- VIX investors see measure climbing 40% in six months to 20.5
- “We have a residual hangover” from start of year, trader says
Only going by the Chicago Board Options Exchange Volatility Index, you might conclude there isn’t a drop of anxiety running through the blood of U.S. stock traders. A closer look shows that isn’t true.
Even as the VIX sits 25 percent below its bull market average, investors are using futures on the index to hedge against trouble in equities six months from now. They’ve bid up November contracts on the so-called fear gauge to 20.5, sending prices to the biggest premium in almost three years versus expected volatility in the SPDR S&P 500 ETF over the same period.
Scarred by the S&P 500’s early year fake-out, in which a 11-percent tumble was wiped out in a matter of weeks, investors are taking steps to hedge. The U.S. presidential election, the looming Brexit referendum, and uncertainty surrounding the next Federal Reserve rate hike are all apt to move markets in late 2016, said Mark Sebastian of Option Pit.
The risks are “going to combine to keep volatility more elevated,” said Sebastian, trader and founder of Option Pit, a Chicago-based education and consulting firm. “We have a residual hangover from what happened at the beginning of the year, and that’s affecting positioning six months from now.”
Climbing to 20.5 would mark a drastic change for VIX. It closed yesterday at 14.68 and has been trading below 20 -- a key level watched by investors and traders -- for 54 days, the longest streak in over a year. Investors, who fled to cash after the selloff that started the year, were caught wrongfooted by the sudden rebound from Feb. 11. Now they’re using the VIX to hedge rather than abandoning equities, according to Sebastian. The benchmark volatility gauge rose 3.8 percent to 15.25 at 10:12 a.m. in New York.

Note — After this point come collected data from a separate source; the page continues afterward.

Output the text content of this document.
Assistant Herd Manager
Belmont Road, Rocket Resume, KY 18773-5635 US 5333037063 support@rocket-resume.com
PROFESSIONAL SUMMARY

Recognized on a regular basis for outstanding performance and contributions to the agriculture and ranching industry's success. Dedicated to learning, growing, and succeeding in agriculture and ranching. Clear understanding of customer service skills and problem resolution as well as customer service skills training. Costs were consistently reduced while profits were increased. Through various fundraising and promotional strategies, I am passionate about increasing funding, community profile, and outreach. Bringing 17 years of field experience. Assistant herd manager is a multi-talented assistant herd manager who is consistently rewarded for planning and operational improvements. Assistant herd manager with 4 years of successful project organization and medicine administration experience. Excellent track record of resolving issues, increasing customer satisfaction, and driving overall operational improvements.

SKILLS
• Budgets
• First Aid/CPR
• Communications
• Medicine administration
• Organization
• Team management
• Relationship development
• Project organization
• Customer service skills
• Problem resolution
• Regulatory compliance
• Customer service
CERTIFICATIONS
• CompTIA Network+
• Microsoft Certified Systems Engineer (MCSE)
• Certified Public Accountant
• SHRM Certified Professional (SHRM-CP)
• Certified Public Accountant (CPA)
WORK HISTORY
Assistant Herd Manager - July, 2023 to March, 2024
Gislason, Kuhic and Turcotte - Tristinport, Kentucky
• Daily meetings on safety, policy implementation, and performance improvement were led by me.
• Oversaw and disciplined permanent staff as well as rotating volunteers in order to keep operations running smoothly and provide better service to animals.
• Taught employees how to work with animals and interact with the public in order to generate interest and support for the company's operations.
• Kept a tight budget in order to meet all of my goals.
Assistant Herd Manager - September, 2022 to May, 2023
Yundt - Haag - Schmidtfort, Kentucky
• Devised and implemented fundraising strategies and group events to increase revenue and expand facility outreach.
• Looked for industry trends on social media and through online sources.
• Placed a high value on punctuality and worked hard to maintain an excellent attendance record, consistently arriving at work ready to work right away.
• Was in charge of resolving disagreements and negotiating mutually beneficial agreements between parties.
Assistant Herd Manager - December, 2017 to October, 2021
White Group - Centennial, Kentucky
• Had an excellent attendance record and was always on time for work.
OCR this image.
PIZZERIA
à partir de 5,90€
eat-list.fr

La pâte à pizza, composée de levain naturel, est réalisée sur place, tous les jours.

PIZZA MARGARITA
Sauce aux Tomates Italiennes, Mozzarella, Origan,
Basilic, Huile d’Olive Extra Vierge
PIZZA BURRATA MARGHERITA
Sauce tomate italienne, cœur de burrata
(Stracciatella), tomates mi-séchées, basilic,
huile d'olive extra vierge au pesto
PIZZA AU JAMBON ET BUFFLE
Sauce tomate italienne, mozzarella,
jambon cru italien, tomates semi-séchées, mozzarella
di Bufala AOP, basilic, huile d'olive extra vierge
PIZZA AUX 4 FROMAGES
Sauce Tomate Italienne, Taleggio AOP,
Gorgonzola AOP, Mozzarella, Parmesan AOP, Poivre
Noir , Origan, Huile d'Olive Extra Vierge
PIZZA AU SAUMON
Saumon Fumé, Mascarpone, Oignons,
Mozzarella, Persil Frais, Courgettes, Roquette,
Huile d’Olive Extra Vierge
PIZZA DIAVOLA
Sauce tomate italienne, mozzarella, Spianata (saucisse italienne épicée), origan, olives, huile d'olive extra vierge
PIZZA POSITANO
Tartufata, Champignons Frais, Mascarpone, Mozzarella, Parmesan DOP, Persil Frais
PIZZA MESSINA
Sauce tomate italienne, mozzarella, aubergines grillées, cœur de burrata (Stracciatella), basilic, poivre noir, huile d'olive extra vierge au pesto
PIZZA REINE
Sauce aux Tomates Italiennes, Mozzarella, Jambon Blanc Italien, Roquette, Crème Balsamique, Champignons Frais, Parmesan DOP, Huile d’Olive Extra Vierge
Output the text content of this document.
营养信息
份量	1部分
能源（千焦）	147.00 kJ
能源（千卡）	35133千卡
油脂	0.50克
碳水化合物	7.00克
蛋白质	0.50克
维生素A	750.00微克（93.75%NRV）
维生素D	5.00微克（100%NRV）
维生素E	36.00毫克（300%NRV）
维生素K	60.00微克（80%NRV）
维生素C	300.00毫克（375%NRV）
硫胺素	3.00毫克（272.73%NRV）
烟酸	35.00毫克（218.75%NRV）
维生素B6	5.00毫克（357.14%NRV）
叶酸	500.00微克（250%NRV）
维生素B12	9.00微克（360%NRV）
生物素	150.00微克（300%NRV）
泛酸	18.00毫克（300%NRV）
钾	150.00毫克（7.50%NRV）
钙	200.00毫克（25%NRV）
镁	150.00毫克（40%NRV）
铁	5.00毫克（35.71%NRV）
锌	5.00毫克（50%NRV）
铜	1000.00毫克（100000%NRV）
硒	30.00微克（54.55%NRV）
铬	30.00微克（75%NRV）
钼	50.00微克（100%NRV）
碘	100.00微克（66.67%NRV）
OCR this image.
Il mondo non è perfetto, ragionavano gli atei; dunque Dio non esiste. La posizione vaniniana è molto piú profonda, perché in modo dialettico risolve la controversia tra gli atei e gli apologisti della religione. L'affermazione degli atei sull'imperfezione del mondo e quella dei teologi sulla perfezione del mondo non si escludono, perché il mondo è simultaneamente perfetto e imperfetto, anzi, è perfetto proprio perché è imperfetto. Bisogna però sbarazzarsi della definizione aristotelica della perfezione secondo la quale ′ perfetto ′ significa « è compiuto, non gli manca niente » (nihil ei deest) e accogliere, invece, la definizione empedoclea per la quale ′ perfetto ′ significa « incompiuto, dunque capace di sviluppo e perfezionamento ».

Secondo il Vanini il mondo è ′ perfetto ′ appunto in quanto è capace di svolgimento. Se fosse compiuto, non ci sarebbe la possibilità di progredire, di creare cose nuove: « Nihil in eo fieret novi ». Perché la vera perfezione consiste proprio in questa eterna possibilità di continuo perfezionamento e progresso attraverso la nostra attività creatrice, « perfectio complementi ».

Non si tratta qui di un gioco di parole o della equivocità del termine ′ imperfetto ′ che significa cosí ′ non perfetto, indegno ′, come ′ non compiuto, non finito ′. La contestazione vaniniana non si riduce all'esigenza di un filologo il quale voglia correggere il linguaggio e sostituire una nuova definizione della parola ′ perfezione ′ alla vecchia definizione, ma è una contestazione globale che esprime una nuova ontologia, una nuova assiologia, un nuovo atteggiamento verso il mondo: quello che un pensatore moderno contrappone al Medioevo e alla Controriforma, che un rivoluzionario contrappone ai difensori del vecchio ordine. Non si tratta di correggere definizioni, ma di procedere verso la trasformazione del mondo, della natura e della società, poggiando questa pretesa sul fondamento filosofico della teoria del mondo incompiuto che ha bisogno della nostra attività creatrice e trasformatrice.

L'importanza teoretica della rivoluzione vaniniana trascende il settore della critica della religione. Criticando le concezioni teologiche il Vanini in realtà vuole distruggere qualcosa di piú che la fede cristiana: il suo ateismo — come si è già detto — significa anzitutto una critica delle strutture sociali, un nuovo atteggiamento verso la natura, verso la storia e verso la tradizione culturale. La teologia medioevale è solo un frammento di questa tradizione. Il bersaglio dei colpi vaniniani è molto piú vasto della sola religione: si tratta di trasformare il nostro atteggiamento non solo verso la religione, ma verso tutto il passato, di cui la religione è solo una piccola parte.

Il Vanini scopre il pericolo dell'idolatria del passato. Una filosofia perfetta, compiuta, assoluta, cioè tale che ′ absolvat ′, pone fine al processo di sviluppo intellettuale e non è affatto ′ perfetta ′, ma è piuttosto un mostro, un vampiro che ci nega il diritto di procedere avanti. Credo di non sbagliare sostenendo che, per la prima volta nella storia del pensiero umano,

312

The U.S. stock market presents a hodgepodge of ways of tracking volatility expectations, among them the absolute level of the VIX, futures on the index that trade at the CBOE Futures Exchange in Chicago, options on benchmark indexes such as the S&P 500, and contracts that are tied to exchange-traded funds.
A widening gap between six-month VIX futures and the S&P 500 ETF is a sign of concern coalescing around November, according to Dominic Salvino of Group One Trading LP. While options on the fund tend to reflect sentiment expectations over the full life of the contract, VIX futures are bets on where volatility will be at expiration.
“The VIX doesn’t care what happens until the last month,” said Salvino, a specialist on the CBOE floor for Group One Trading, a market maker for VIX options. VIX futures that expire in November were 5.6 points more expensive than contracts gauging six-month implied volatility for the S&P 500 ETF on April 22, the widest spread since July 2013.
Other corners of the market show expectations for volatility that aren’t reflected in the VIX. One is exchange-traded notes tied to the VIX, where options traders have positioned themselves for declines in the S&P 500. Over the last 12 weeks, investors have sent an unprecedented $3.5 billion into securities that reap gains from wider price swings.